Christie got into a heated debate last week with former White House doctor Connie Mariano who said she was concerned the governor might die in office if he were elected president.
Mariano was commenting on Christie's appearance Monday on "Late Show with David Letterman," in which the governor ate a doughnut while joking about his weight but Christie also said he is "the healthiest fat guy you've ever seen in your life."
Speaking with reporters Wednesday, Christie called Mariano "just another hack who wants 5 minutes on TV," and told her to "shut up."
In a round table appearance on ABC's "This Week," Karl said he thinks people should "give [Christie] a break" about his weight.
"But I will say this.

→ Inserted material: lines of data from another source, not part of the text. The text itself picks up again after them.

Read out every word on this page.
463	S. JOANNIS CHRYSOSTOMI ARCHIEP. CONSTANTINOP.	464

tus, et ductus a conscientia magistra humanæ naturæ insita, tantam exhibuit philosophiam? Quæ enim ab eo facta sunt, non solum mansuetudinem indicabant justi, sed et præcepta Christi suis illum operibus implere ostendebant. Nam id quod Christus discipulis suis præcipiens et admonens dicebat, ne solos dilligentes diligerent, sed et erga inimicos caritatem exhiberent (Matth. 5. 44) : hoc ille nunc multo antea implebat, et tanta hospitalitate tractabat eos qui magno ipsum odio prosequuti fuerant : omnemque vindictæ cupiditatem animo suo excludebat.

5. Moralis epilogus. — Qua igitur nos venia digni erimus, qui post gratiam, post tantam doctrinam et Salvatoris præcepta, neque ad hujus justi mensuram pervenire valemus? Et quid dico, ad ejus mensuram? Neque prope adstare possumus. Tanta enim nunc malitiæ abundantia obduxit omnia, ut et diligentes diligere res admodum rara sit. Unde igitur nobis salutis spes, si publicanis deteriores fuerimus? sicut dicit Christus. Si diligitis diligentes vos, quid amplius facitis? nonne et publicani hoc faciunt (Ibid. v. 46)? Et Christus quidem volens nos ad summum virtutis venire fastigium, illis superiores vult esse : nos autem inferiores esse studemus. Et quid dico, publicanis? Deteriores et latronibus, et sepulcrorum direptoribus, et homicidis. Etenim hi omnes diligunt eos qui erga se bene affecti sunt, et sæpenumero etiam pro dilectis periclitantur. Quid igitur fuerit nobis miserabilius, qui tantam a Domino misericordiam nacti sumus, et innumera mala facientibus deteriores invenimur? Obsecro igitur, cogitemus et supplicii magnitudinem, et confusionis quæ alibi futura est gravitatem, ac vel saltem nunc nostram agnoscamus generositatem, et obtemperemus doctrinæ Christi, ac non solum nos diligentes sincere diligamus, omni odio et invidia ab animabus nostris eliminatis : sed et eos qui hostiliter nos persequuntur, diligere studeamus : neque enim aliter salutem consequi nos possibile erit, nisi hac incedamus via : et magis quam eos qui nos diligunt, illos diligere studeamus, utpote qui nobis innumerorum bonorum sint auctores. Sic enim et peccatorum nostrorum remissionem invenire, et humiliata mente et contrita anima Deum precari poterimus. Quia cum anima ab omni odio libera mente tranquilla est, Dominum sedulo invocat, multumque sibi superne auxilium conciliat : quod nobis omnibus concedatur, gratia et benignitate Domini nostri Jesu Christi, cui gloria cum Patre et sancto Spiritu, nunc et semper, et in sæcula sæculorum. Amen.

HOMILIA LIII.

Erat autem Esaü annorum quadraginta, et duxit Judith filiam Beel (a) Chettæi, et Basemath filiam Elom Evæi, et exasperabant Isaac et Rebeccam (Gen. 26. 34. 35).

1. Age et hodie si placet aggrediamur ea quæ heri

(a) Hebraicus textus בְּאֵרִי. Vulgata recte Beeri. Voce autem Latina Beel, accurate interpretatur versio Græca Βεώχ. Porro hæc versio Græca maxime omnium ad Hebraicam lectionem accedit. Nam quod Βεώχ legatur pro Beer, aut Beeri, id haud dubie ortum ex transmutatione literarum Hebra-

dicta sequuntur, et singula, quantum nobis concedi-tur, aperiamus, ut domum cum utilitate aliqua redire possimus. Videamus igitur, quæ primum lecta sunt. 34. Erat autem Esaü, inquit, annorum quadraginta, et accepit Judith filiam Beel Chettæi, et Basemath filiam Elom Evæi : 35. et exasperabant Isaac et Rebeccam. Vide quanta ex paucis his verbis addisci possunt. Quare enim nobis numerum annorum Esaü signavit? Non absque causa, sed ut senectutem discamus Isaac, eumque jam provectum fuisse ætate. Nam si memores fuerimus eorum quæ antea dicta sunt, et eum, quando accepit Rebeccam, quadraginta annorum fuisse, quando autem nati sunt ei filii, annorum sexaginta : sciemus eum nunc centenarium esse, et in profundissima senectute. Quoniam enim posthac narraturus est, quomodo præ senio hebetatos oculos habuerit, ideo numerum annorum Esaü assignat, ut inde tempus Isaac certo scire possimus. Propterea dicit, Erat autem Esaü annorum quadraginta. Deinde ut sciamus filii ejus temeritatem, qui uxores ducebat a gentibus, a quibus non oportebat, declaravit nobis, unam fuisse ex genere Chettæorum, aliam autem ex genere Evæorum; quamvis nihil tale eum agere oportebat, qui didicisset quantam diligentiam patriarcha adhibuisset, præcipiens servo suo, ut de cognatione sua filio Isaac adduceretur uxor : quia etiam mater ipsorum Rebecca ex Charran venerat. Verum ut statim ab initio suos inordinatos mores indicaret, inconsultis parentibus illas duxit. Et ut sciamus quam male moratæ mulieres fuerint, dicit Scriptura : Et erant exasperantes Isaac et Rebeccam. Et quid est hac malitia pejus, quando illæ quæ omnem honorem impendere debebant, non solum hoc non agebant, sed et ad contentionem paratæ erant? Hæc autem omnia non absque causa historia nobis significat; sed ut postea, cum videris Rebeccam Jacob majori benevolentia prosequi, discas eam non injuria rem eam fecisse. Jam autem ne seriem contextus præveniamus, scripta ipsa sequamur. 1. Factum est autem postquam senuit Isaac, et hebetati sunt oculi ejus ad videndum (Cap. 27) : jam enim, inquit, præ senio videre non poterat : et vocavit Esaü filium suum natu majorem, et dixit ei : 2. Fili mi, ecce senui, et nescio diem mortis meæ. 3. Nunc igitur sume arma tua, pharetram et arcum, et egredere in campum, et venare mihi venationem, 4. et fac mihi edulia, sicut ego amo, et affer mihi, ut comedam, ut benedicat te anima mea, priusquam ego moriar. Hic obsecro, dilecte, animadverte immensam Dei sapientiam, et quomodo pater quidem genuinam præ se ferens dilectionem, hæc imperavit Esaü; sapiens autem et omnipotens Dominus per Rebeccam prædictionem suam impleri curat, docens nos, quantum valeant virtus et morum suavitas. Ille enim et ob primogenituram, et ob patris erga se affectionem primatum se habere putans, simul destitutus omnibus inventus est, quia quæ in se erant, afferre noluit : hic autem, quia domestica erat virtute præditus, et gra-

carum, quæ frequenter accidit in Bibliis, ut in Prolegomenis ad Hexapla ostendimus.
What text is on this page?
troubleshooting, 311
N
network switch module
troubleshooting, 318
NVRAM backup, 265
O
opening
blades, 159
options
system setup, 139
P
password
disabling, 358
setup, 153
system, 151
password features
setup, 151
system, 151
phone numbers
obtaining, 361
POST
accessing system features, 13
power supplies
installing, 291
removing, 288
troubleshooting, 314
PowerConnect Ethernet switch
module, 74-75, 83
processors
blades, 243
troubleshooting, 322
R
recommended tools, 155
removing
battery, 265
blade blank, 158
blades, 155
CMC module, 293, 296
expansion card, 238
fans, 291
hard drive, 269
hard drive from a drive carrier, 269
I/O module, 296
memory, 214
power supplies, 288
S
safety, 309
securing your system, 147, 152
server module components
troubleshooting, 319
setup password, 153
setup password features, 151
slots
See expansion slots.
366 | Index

If he seriously takes on the issue of his own health and his weight the way ... Mike Huckabee [did when he] first became a national figure as governor of Arkansas [and] he dealt with his own weight [and] lost 100 pounds," Karl said. "If [Christie] kind of turns this into ... a political version of 'The Biggest Loser,' Christie can gather even more support. So many Americans relate to what he is dealing with. So many of us are overweight."
Also in the round table discussion, Republican strategist Nicolle Wallace said Christie should stop telling people to "shut up" if he wants to run for president.
He's "from New Jersey, and so I think that's New Jersey for, you know, 'Give me a minute,' " she said.
She said that Christie addressing his weight with Letterman "was a very skillful political move, turning your own vulnerability or something you feel vulnerable about into something that you make fun of before anyone else does is political genius. But then it didn't take him 24 hours to reveal a rather thin-skinned side of the issue."